J Gastroenterol Hepatol. 1989 Mar-Apr;4(2):137-41. doi: 10.1111/j.1440-1746.1989.tb00817.x.
The diagnostic value of endoscopic biopsy from the ulcer margin (six specimens) and the base (six specimens) in 46 cases of gastric malignancy was evaluated. The biopsy positive rates for malignancy from the ulcer margin and the base were 42 of 46 (91.3%) and 37 of 46 (80.4%), respectively (P = 0.2312). The diagnostic positive rate was increased to 95.6% (44 of 46) when the results of 12 biopsy specimens obtained from the ulcer margin and the base were combined. The diagnostic positive rate was not statistically different when the morphology or the location of the gastric malignancy was considered. No complication of massive bleeding or perforation was found after both sites had been biopsied. It is concluded that the margin and the base of a gastric malignant ulcer are both suitable and diagnostically effective for endoscopic biopsy. If the ulcer margin of the gastric malignancy is difficult to approach, the ulcer base appears to be a satisfactory alternative site for endoscopic biopsy.

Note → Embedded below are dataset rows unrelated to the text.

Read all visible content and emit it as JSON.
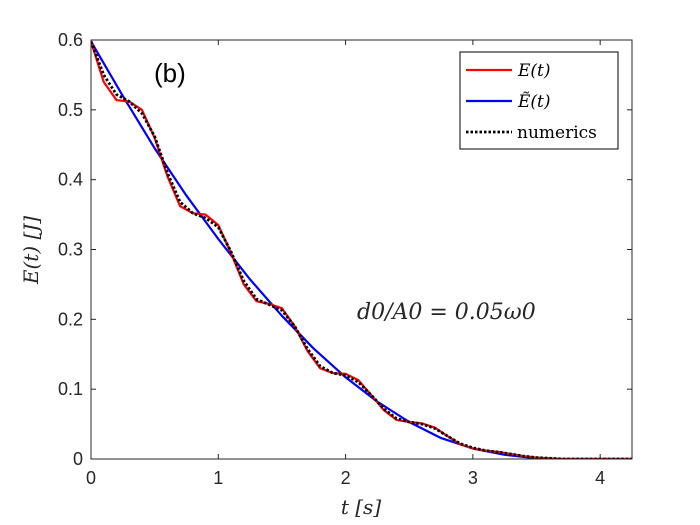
{
  "chart_data": {
    "type": "line",
    "panel_label": "(b)",
    "xlabel": "t [s]",
    "ylabel": "E(t) [J]",
    "xlim": [
      0,
      4.25
    ],
    "ylim": [
      0,
      0.6
    ],
    "x_ticks": [
      0,
      1,
      2,
      3,
      4
    ],
    "y_ticks": [
      0,
      0.1,
      0.2,
      0.3,
      0.4,
      0.5,
      0.6
    ],
    "grid": false,
    "legend_position": "top-right",
    "annotation": "d0/A0 = 0.05ω0",
    "series": [
      {
        "name": "E(t)",
        "color": "#ff0000",
        "style": "solid",
        "x": [
          0,
          0.1,
          0.2,
          0.3,
          0.4,
          0.5,
          0.6,
          0.7,
          0.8,
          0.9,
          1.0,
          1.1,
          1.2,
          1.3,
          1.4,
          1.5,
          1.6,
          1.7,
          1.8,
          1.9,
          2.0,
          2.1,
          2.2,
          2.3,
          2.4,
          2.5,
          2.6,
          2.7,
          2.8,
          2.9,
          3.0,
          3.1,
          3.2,
          3.3,
          3.4,
          3.5,
          3.6,
          3.7,
          3.8,
          4.0,
          4.25
        ],
        "y": [
          0.598,
          0.54,
          0.514,
          0.512,
          0.5,
          0.46,
          0.405,
          0.362,
          0.352,
          0.35,
          0.335,
          0.295,
          0.25,
          0.226,
          0.222,
          0.216,
          0.19,
          0.155,
          0.13,
          0.123,
          0.122,
          0.113,
          0.092,
          0.07,
          0.056,
          0.053,
          0.051,
          0.045,
          0.033,
          0.021,
          0.015,
          0.012,
          0.01,
          0.007,
          0.004,
          0.002,
          0.001,
          0.0,
          0.0,
          0.0,
          0.0
        ]
      },
      {
        "name": "Ẽ(t)",
        "color": "#0000ff",
        "style": "solid",
        "x": [
          0,
          0.25,
          0.5,
          0.75,
          1.0,
          1.25,
          1.5,
          1.75,
          2.0,
          2.25,
          2.5,
          2.75,
          3.0,
          3.25,
          3.5,
          3.7,
          4.0,
          4.25
        ],
        "y": [
          0.598,
          0.52,
          0.445,
          0.377,
          0.315,
          0.257,
          0.205,
          0.158,
          0.117,
          0.082,
          0.053,
          0.03,
          0.015,
          0.006,
          0.001,
          0.0,
          0.0,
          0.0
        ]
      },
      {
        "name": "numerics",
        "color": "#000000",
        "style": "dotted",
        "x": [
          0,
          0.1,
          0.2,
          0.3,
          0.4,
          0.5,
          0.6,
          0.7,
          0.8,
          0.9,
          1.0,
          1.1,
          1.2,
          1.3,
          1.4,
          1.5,
          1.6,
          1.7,
          1.8,
          1.9,
          2.0,
          2.1,
          2.2,
          2.3,
          2.4,
          2.5,
          2.6,
          2.7,
          2.8,
          2.9,
          3.0,
          3.1,
          3.2,
          3.3,
          3.4,
          3.5,
          3.6,
          3.7,
          3.8,
          4.0,
          4.25
        ],
        "y": [
          0.598,
          0.55,
          0.522,
          0.512,
          0.495,
          0.462,
          0.41,
          0.368,
          0.352,
          0.345,
          0.332,
          0.297,
          0.255,
          0.229,
          0.221,
          0.213,
          0.19,
          0.158,
          0.133,
          0.123,
          0.12,
          0.11,
          0.092,
          0.072,
          0.058,
          0.053,
          0.05,
          0.044,
          0.033,
          0.022,
          0.016,
          0.012,
          0.01,
          0.007,
          0.004,
          0.002,
          0.001,
          0.0,
          0.0,
          0.0,
          0.0
        ]
      }
    ]
  }
}
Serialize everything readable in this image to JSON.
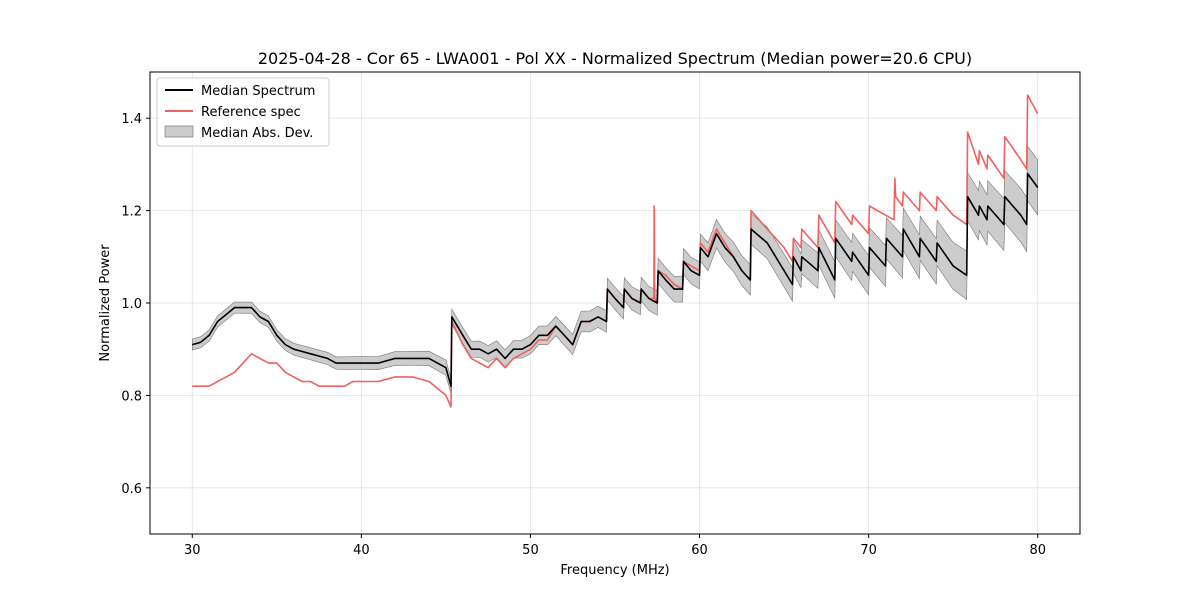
{
  "chart_data": {
    "type": "line",
    "title": "2025-04-28 - Cor 65 - LWA001 - Pol XX - Normalized Spectrum (Median power=20.6 CPU)",
    "xlabel": "Frequency (MHz)",
    "ylabel": "Normalized Power",
    "xlim": [
      27.5,
      82.5
    ],
    "ylim": [
      0.5,
      1.5
    ],
    "xticks": [
      30,
      40,
      50,
      60,
      70,
      80
    ],
    "yticks": [
      0.6,
      0.8,
      1.0,
      1.2,
      1.4
    ],
    "grid": true,
    "legend_position": "top-left",
    "colors": {
      "median": "#000000",
      "reference": "#f06060",
      "mad": "#999999"
    },
    "series": [
      {
        "name": "Median Spectrum",
        "x": [
          30,
          30.5,
          31,
          31.5,
          32,
          32.5,
          33,
          33.5,
          34,
          34.5,
          35,
          35.5,
          36,
          36.5,
          37,
          37.5,
          38,
          38.5,
          39,
          39.5,
          40,
          41,
          42,
          43,
          44,
          45,
          45.3,
          45.35,
          46,
          46.5,
          47,
          47.5,
          48,
          48.5,
          49,
          49.5,
          50,
          50.5,
          51,
          51.5,
          52,
          52.5,
          53,
          53.5,
          54,
          54.5,
          54.55,
          55,
          55.5,
          55.55,
          56,
          56.5,
          56.55,
          57,
          57.5,
          57.55,
          58,
          58.5,
          59,
          59.05,
          59.5,
          60,
          60.05,
          60.5,
          61,
          61.5,
          62,
          62.5,
          63,
          63.05,
          64,
          65,
          65.5,
          65.55,
          66,
          66.05,
          67,
          67.05,
          68,
          68.05,
          69,
          69.05,
          70,
          70.05,
          71,
          71.05,
          72,
          72.05,
          73,
          73.05,
          74,
          74.05,
          75,
          75.8,
          75.85,
          76.5,
          76.55,
          77,
          77.05,
          78,
          78.05,
          79,
          79.35,
          79.4,
          80
        ],
        "values": [
          0.91,
          0.915,
          0.93,
          0.96,
          0.975,
          0.99,
          0.99,
          0.99,
          0.97,
          0.96,
          0.93,
          0.91,
          0.9,
          0.895,
          0.89,
          0.885,
          0.88,
          0.87,
          0.87,
          0.87,
          0.87,
          0.87,
          0.88,
          0.88,
          0.88,
          0.86,
          0.82,
          0.97,
          0.93,
          0.9,
          0.9,
          0.89,
          0.9,
          0.88,
          0.9,
          0.9,
          0.91,
          0.93,
          0.93,
          0.95,
          0.93,
          0.91,
          0.96,
          0.96,
          0.97,
          0.96,
          1.03,
          1.01,
          0.99,
          1.03,
          1.01,
          1.0,
          1.03,
          1.01,
          1.0,
          1.07,
          1.05,
          1.03,
          1.03,
          1.09,
          1.07,
          1.06,
          1.12,
          1.1,
          1.15,
          1.12,
          1.1,
          1.07,
          1.05,
          1.16,
          1.13,
          1.07,
          1.04,
          1.1,
          1.07,
          1.1,
          1.07,
          1.12,
          1.05,
          1.14,
          1.09,
          1.11,
          1.06,
          1.12,
          1.08,
          1.14,
          1.1,
          1.16,
          1.1,
          1.14,
          1.09,
          1.13,
          1.08,
          1.06,
          1.23,
          1.19,
          1.21,
          1.18,
          1.21,
          1.17,
          1.23,
          1.19,
          1.17,
          1.28,
          1.25
        ]
      },
      {
        "name": "Reference spec",
        "x": [
          30,
          30.5,
          31,
          31.5,
          32,
          32.5,
          33,
          33.5,
          34,
          34.5,
          35,
          35.5,
          36,
          36.5,
          37,
          37.5,
          38,
          38.5,
          39,
          39.5,
          40,
          41,
          42,
          43,
          44,
          45,
          45.3,
          45.35,
          46,
          46.5,
          47,
          47.5,
          48,
          48.5,
          49,
          49.5,
          50,
          50.5,
          51,
          51.5,
          52,
          52.5,
          53,
          53.5,
          54,
          54.5,
          54.55,
          55,
          55.5,
          55.55,
          56,
          56.5,
          56.55,
          57,
          57.3,
          57.32,
          57.34,
          57.5,
          57.55,
          58,
          58.5,
          59,
          59.05,
          59.5,
          60,
          60.05,
          60.5,
          61,
          61.5,
          62,
          62.5,
          63,
          63.05,
          64,
          65,
          65.5,
          65.55,
          66,
          66.05,
          67,
          67.05,
          68,
          68.05,
          69,
          69.05,
          70,
          70.05,
          71,
          71.5,
          71.55,
          71.6,
          72,
          72.05,
          73,
          73.05,
          74,
          74.05,
          75,
          75.8,
          75.85,
          76.5,
          76.55,
          77,
          77.05,
          78,
          78.05,
          79,
          79.35,
          79.4,
          80
        ],
        "values": [
          0.82,
          0.82,
          0.82,
          0.83,
          0.84,
          0.85,
          0.87,
          0.89,
          0.88,
          0.87,
          0.87,
          0.85,
          0.84,
          0.83,
          0.83,
          0.82,
          0.82,
          0.82,
          0.82,
          0.83,
          0.83,
          0.83,
          0.84,
          0.84,
          0.83,
          0.8,
          0.775,
          0.96,
          0.91,
          0.88,
          0.87,
          0.86,
          0.88,
          0.86,
          0.88,
          0.89,
          0.9,
          0.92,
          0.92,
          0.95,
          0.93,
          0.91,
          0.96,
          0.96,
          0.97,
          0.96,
          1.03,
          1.01,
          0.99,
          1.03,
          1.01,
          1.0,
          1.03,
          1.01,
          1.01,
          1.21,
          1.01,
          1.0,
          1.07,
          1.06,
          1.04,
          1.03,
          1.09,
          1.08,
          1.07,
          1.13,
          1.11,
          1.16,
          1.13,
          1.1,
          1.07,
          1.05,
          1.2,
          1.16,
          1.12,
          1.09,
          1.14,
          1.12,
          1.16,
          1.12,
          1.19,
          1.13,
          1.22,
          1.17,
          1.19,
          1.15,
          1.21,
          1.19,
          1.18,
          1.27,
          1.23,
          1.21,
          1.24,
          1.2,
          1.24,
          1.2,
          1.23,
          1.19,
          1.17,
          1.37,
          1.3,
          1.33,
          1.29,
          1.32,
          1.27,
          1.36,
          1.31,
          1.29,
          1.45,
          1.41
        ]
      }
    ],
    "band": {
      "name": "Median Abs. Dev.",
      "halfwidth_start": 0.012,
      "halfwidth_end": 0.06
    }
  }
}
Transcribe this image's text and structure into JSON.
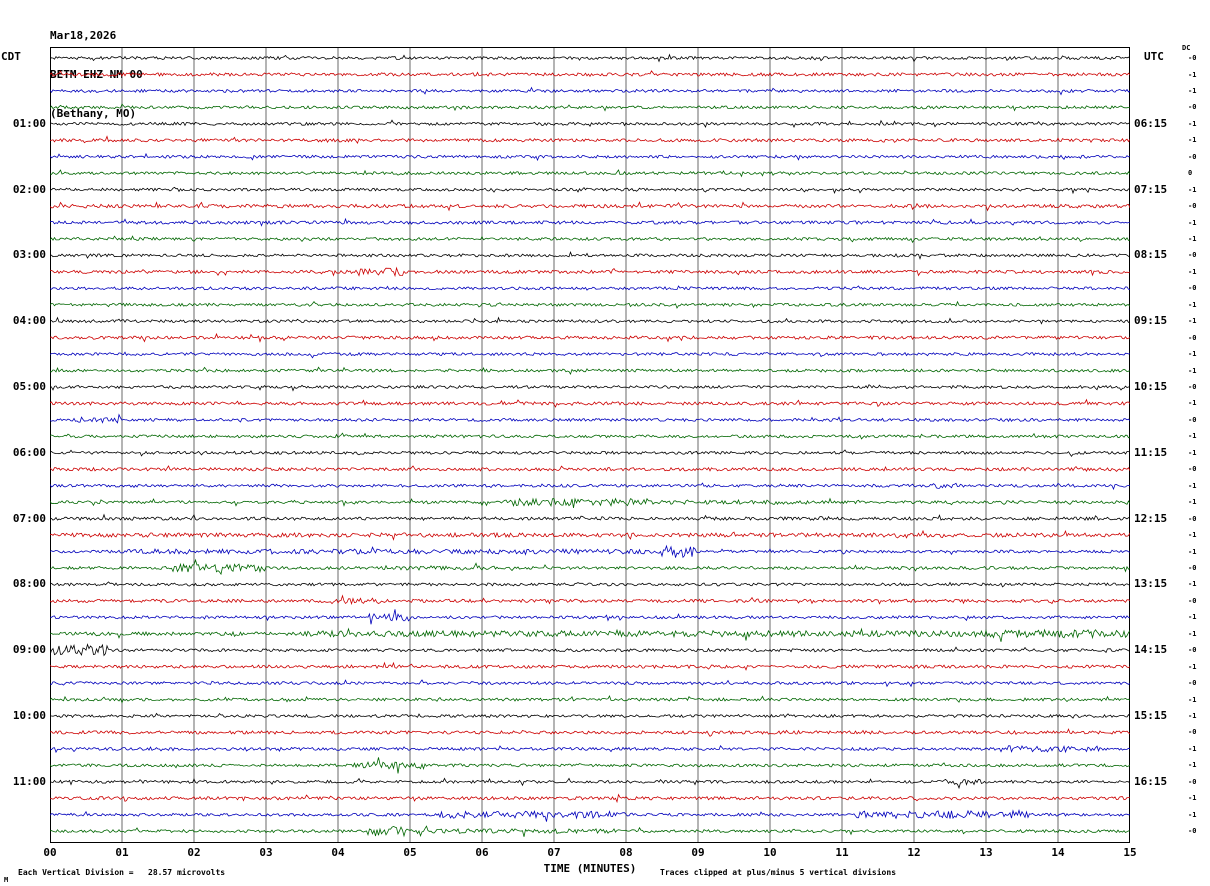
{
  "header": {
    "date": "Mar18,2026",
    "station": "BETM EHZ NM 00",
    "location": "(Bethany, MO)",
    "left_tz": "CDT",
    "right_tz": "UTC",
    "dc_label": "DC"
  },
  "footer": {
    "x_axis_title": "TIME (MINUTES)",
    "left_note": "Each Vertical Division =   28.57 microvolts",
    "right_note": "Traces clipped at plus/minus 5 vertical divisions",
    "corner_mark": "M"
  },
  "chart_data": {
    "type": "line",
    "subtype": "seismogram-helicorder",
    "title": "BETM EHZ NM 00 (Bethany, MO) Mar18,2026",
    "xlabel": "TIME (MINUTES)",
    "minutes_per_row": 15,
    "x_ticks": [
      "00",
      "01",
      "02",
      "03",
      "04",
      "05",
      "06",
      "07",
      "08",
      "09",
      "10",
      "11",
      "12",
      "13",
      "14",
      "15"
    ],
    "colors": {
      "black": "#000000",
      "red": "#cc0000",
      "blue": "#0000bb",
      "green": "#006600"
    },
    "color_cycle": [
      "black",
      "red",
      "blue",
      "green"
    ],
    "grid_color": "#444444",
    "rows": [
      {
        "left": "",
        "right": "",
        "dc": "-0",
        "amp": 0.9,
        "events": []
      },
      {
        "left": "",
        "right": "",
        "dc": "-1",
        "amp": 1.0,
        "events": []
      },
      {
        "left": "",
        "right": "",
        "dc": "-1",
        "amp": 0.9,
        "events": []
      },
      {
        "left": "",
        "right": "",
        "dc": "-0",
        "amp": 0.9,
        "events": []
      },
      {
        "left": "01:00",
        "right": "06:15",
        "dc": "-1",
        "amp": 0.9,
        "events": []
      },
      {
        "left": "",
        "right": "",
        "dc": "-1",
        "amp": 1.0,
        "events": []
      },
      {
        "left": "",
        "right": "",
        "dc": "-0",
        "amp": 0.9,
        "events": []
      },
      {
        "left": "",
        "right": "",
        "dc": "0",
        "amp": 0.9,
        "events": []
      },
      {
        "left": "02:00",
        "right": "07:15",
        "dc": "-1",
        "amp": 0.9,
        "events": []
      },
      {
        "left": "",
        "right": "",
        "dc": "-0",
        "amp": 1.1,
        "events": []
      },
      {
        "left": "",
        "right": "",
        "dc": "-1",
        "amp": 1.0,
        "events": []
      },
      {
        "left": "",
        "right": "",
        "dc": "-1",
        "amp": 0.9,
        "events": []
      },
      {
        "left": "03:00",
        "right": "08:15",
        "dc": "-0",
        "amp": 0.9,
        "events": []
      },
      {
        "left": "",
        "right": "",
        "dc": "-1",
        "amp": 1.0,
        "events": [
          [
            4.1,
            4.9,
            2.5
          ]
        ]
      },
      {
        "left": "",
        "right": "",
        "dc": "-0",
        "amp": 0.9,
        "events": []
      },
      {
        "left": "",
        "right": "",
        "dc": "-1",
        "amp": 0.9,
        "events": []
      },
      {
        "left": "04:00",
        "right": "09:15",
        "dc": "-1",
        "amp": 0.9,
        "events": []
      },
      {
        "left": "",
        "right": "",
        "dc": "-0",
        "amp": 1.0,
        "events": []
      },
      {
        "left": "",
        "right": "",
        "dc": "-1",
        "amp": 0.9,
        "events": []
      },
      {
        "left": "",
        "right": "",
        "dc": "-1",
        "amp": 0.9,
        "events": []
      },
      {
        "left": "05:00",
        "right": "10:15",
        "dc": "-0",
        "amp": 0.9,
        "events": []
      },
      {
        "left": "",
        "right": "",
        "dc": "-1",
        "amp": 1.0,
        "events": []
      },
      {
        "left": "",
        "right": "",
        "dc": "-0",
        "amp": 0.9,
        "events": [
          [
            0.3,
            1.0,
            2.0
          ]
        ]
      },
      {
        "left": "",
        "right": "",
        "dc": "-1",
        "amp": 0.9,
        "events": []
      },
      {
        "left": "06:00",
        "right": "11:15",
        "dc": "-1",
        "amp": 0.9,
        "events": []
      },
      {
        "left": "",
        "right": "",
        "dc": "-0",
        "amp": 1.0,
        "events": []
      },
      {
        "left": "",
        "right": "",
        "dc": "-1",
        "amp": 0.9,
        "events": [
          [
            12.2,
            12.6,
            2.0
          ]
        ]
      },
      {
        "left": "",
        "right": "",
        "dc": "-1",
        "amp": 0.9,
        "events": [
          [
            6.3,
            8.3,
            2.6
          ],
          [
            8.3,
            10.5,
            1.5
          ]
        ]
      },
      {
        "left": "07:00",
        "right": "12:15",
        "dc": "-0",
        "amp": 1.0,
        "events": []
      },
      {
        "left": "",
        "right": "",
        "dc": "-1",
        "amp": 1.3,
        "events": []
      },
      {
        "left": "",
        "right": "",
        "dc": "-1",
        "amp": 0.9,
        "events": [
          [
            1.0,
            9.0,
            1.7
          ],
          [
            8.5,
            9.0,
            2.5
          ]
        ]
      },
      {
        "left": "",
        "right": "",
        "dc": "-0",
        "amp": 0.9,
        "events": [
          [
            1.7,
            3.0,
            2.8
          ],
          [
            4.8,
            6.2,
            1.5
          ]
        ]
      },
      {
        "left": "08:00",
        "right": "13:15",
        "dc": "-1",
        "amp": 0.9,
        "events": []
      },
      {
        "left": "",
        "right": "",
        "dc": "-0",
        "amp": 1.0,
        "events": [
          [
            3.9,
            4.6,
            1.8
          ]
        ]
      },
      {
        "left": "",
        "right": "",
        "dc": "-1",
        "amp": 0.9,
        "events": [
          [
            4.4,
            5.0,
            2.6
          ]
        ]
      },
      {
        "left": "",
        "right": "",
        "dc": "-1",
        "amp": 1.1,
        "events": [
          [
            3.5,
            13.0,
            1.7
          ],
          [
            13.0,
            15.0,
            2.3
          ]
        ]
      },
      {
        "left": "09:00",
        "right": "14:15",
        "dc": "-0",
        "amp": 0.9,
        "events": [
          [
            0.0,
            0.8,
            4.0
          ]
        ]
      },
      {
        "left": "",
        "right": "",
        "dc": "-1",
        "amp": 1.0,
        "events": []
      },
      {
        "left": "",
        "right": "",
        "dc": "-0",
        "amp": 0.9,
        "events": []
      },
      {
        "left": "",
        "right": "",
        "dc": "-1",
        "amp": 0.9,
        "events": []
      },
      {
        "left": "10:00",
        "right": "15:15",
        "dc": "-1",
        "amp": 0.9,
        "events": []
      },
      {
        "left": "",
        "right": "",
        "dc": "-0",
        "amp": 1.0,
        "events": []
      },
      {
        "left": "",
        "right": "",
        "dc": "-1",
        "amp": 0.9,
        "events": [
          [
            1.3,
            2.0,
            1.6
          ],
          [
            13.2,
            14.6,
            2.2
          ]
        ]
      },
      {
        "left": "",
        "right": "",
        "dc": "-1",
        "amp": 0.9,
        "events": [
          [
            4.2,
            5.2,
            2.4
          ]
        ]
      },
      {
        "left": "11:00",
        "right": "16:15",
        "dc": "-0",
        "amp": 0.9,
        "events": [
          [
            12.4,
            13.0,
            2.0
          ]
        ]
      },
      {
        "left": "",
        "right": "",
        "dc": "-1",
        "amp": 1.0,
        "events": []
      },
      {
        "left": "",
        "right": "",
        "dc": "-1",
        "amp": 0.9,
        "events": [
          [
            5.4,
            8.0,
            2.4
          ],
          [
            11.2,
            13.6,
            2.8
          ]
        ]
      },
      {
        "left": "",
        "right": "",
        "dc": "-0",
        "amp": 0.9,
        "events": [
          [
            4.4,
            5.3,
            3.5
          ],
          [
            5.3,
            8.0,
            1.6
          ]
        ]
      }
    ]
  }
}
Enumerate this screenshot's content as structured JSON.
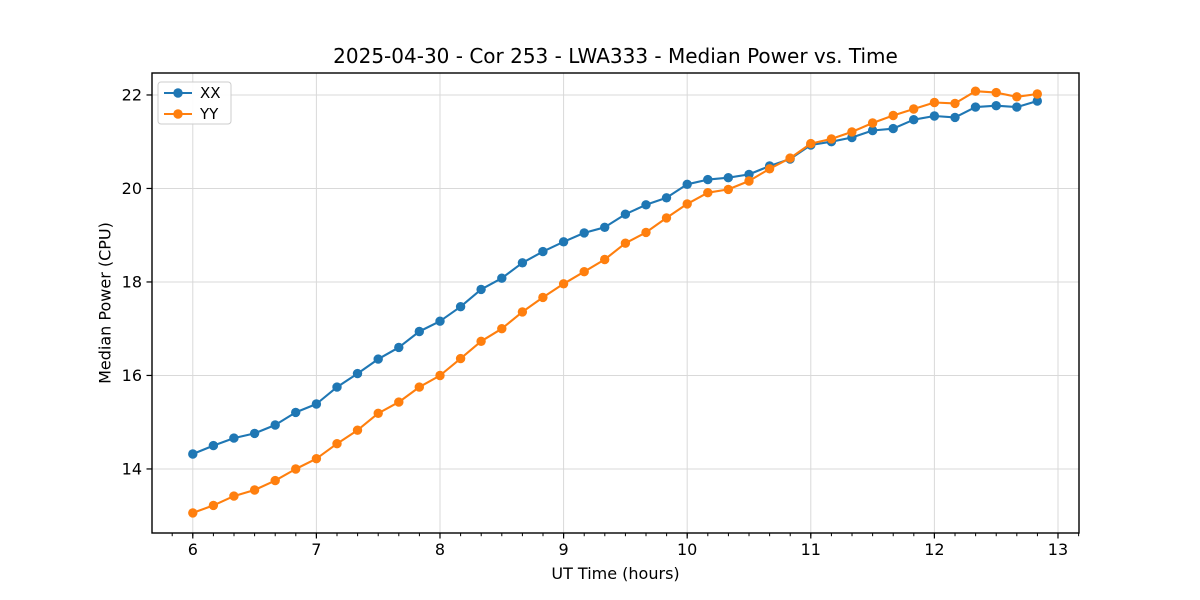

评估了46例胃恶性肿瘤患者溃疡边缘(6块标本)和底部(6块标本)内镜活检的诊断价值。溃疡边缘和底部恶性肿瘤的活检阳性率分别为46例中的42例(91.3%)和46例中的37例(80.4%)(P = 0.2312)。将从溃疡边缘和底部获取的12块活检标本结果合并后,诊断阳性率提高到95.6%(46例中的44例)。考虑胃恶性肿瘤的形态或位置时,诊断阳性率无统计学差异。在两个部位进行活检后,未发现大出血或穿孔等并发症。结论是胃恶性溃疡的边缘和底部均适合进行内镜活检且诊断有效。如果难以取材胃恶性肿瘤的溃疡边缘,溃疡底部似乎是内镜活检的一个满意替代部位。